Nicolas Dayot : Depuis les métropoles, on n'identifie pas que la France est le champion de l’hôtellerie de plein air et qu'on n'est pas un grand pays touristique quand on n'a pas de grandes capacités d'accueil. Car le principe du tourisme c'est de dormir à l'extérieur de chez soi donc quand on a peu de capacité d'accueil, on ne peut pas devenir une grande nation et une grande destination touristique.

Nous avons la chance d'avoir 2 700 000 lits touristiques en hôtellerie de plein air, ce qui fait la moitié des lits touristiques collectifs du pays effectivement et surtout ce qui nous fait un avantage concurrentiel qu'aucun pays du continent européen n'a. C'est la raison pour laquelle nous avons bon espoir pour notre profession maintenant que tout le monde sait à quel point le tourisme domestique est finalement une poire pour la soif en période de coup dure comme après une crise, il est plus résistant que le tourisme international. Si la France veut garder son rang et profiter de cet avantage, il va falloir qu'elle favorise le développement et surtout la survie de son hôtellerie de plein air.
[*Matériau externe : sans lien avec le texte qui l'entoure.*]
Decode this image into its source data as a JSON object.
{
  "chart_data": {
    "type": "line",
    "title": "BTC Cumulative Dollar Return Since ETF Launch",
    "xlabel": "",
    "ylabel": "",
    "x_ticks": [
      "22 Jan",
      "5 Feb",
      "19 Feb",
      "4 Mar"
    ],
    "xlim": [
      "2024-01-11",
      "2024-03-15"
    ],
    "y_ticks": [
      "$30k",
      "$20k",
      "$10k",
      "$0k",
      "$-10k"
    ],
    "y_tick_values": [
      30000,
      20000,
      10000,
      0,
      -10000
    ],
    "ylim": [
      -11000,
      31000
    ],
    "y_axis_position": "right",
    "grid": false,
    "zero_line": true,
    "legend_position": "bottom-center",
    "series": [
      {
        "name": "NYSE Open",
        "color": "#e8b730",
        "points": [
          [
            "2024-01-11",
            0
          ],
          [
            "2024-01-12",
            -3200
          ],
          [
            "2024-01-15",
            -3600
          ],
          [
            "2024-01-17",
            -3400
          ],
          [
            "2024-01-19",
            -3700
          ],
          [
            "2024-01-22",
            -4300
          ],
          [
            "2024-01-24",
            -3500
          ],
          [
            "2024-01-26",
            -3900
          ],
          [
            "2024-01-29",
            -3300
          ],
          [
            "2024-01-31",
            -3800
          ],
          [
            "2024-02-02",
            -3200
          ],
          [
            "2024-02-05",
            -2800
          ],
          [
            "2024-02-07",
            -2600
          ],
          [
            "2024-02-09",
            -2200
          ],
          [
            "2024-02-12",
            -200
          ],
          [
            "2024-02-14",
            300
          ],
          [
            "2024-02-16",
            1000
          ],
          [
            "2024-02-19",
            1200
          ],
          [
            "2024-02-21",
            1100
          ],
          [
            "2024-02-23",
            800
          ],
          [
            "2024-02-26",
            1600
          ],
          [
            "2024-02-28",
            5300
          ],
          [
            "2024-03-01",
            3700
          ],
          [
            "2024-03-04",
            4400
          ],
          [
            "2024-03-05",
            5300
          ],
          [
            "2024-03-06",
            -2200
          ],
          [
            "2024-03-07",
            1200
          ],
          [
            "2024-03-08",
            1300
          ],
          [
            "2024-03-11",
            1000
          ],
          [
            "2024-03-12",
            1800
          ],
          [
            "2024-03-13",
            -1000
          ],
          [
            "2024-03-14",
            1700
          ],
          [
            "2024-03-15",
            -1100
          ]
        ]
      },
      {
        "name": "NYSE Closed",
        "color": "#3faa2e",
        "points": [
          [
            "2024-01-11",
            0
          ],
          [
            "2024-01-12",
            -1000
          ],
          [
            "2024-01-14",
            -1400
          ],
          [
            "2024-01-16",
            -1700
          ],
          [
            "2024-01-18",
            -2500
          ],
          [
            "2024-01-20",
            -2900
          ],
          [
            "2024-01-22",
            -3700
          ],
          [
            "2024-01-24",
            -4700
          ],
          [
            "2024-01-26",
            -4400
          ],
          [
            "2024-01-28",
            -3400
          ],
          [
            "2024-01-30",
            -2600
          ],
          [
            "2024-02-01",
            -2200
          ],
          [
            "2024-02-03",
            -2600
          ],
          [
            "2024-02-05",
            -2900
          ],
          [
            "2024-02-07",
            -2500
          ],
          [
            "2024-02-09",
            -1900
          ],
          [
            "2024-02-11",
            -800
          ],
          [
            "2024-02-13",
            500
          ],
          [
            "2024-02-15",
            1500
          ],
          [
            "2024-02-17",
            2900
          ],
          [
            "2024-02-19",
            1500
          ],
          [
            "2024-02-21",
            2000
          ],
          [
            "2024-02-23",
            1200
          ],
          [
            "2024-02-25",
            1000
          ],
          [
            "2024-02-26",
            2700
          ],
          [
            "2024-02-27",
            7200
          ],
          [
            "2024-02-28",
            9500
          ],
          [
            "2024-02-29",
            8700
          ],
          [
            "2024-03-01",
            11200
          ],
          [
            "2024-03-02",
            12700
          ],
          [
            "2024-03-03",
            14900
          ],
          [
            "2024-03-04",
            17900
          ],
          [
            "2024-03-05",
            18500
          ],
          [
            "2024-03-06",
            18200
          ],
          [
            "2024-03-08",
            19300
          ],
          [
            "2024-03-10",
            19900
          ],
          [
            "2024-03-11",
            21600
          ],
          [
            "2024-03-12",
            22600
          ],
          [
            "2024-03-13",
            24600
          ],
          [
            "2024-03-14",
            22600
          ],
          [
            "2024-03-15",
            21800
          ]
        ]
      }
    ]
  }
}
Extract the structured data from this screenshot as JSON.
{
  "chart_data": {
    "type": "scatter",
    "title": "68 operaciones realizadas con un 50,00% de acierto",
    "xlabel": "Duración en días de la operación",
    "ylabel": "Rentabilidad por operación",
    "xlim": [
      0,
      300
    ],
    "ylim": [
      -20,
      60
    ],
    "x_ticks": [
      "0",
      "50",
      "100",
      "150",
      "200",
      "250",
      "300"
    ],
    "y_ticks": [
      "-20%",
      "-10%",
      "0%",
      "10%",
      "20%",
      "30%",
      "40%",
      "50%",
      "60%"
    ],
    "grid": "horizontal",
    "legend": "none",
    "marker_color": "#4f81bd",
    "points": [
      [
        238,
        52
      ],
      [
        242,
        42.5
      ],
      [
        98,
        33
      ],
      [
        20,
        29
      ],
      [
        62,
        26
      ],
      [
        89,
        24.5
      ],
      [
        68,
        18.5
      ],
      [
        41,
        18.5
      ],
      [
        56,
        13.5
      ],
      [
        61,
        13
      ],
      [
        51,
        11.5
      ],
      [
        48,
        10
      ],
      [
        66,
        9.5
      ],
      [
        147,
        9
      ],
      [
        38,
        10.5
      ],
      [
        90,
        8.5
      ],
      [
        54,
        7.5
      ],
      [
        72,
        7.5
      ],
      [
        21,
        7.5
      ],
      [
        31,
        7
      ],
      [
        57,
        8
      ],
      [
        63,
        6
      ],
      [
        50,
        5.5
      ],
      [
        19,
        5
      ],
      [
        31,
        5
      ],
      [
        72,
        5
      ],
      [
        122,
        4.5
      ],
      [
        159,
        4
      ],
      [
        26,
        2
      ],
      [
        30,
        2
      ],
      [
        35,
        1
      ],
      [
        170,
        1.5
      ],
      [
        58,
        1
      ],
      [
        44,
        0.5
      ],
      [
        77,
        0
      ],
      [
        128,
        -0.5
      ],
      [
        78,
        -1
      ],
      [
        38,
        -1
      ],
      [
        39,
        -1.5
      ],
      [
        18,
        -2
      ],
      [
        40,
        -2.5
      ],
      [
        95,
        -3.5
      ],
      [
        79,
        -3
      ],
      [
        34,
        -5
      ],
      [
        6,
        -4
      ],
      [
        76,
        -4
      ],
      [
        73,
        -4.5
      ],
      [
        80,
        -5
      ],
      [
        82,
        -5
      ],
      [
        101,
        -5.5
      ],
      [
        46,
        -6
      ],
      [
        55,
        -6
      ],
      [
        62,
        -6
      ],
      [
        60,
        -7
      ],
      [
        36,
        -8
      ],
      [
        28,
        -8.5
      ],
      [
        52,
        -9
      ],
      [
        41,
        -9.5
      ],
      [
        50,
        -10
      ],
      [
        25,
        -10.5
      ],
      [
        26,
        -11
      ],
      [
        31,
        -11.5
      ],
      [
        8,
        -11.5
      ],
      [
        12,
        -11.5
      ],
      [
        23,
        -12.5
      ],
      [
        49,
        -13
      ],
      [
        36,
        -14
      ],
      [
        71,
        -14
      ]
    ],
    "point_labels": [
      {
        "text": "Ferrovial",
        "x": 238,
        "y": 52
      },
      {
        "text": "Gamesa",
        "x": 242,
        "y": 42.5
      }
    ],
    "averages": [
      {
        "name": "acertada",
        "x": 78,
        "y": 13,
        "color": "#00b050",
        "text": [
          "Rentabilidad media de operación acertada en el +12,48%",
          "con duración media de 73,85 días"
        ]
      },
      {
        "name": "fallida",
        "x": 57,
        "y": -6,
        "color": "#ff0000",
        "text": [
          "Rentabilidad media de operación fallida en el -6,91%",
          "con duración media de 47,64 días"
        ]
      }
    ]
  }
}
Nous avons donc bon espoir qu’un « plan camping » soit mis en place pour arriver d'une part à nous permettre de stopper la disparition des campings existants, permettre aux campings existants auxquels il reste un grand potentiel de pouvoir l'atteindre.

Et puis, nous sommes en train de travailler avec les différents Ministères, de construire une stratégie pour pouvoir préparer demain. C'est d'arriver à lier un peu plus les différents opérateurs du tourisme. Nous, dans la ruralité par exemple, nous avons un travail en cours avec le Ministère la culture et les musées pour pouvoir lier un peu plus les musées environnants aux campings, à travers notamment des relations avec les animateurs, avec la présentation des œuvres d'art qu’on trouve dans les musées environnants au sein des campings.

Pour toutes ces raisons, je pense que cette crise peut avoir un effet positif de rebond si nous nous organisons correctement mais j'ai bon espoir que cela soit le cas.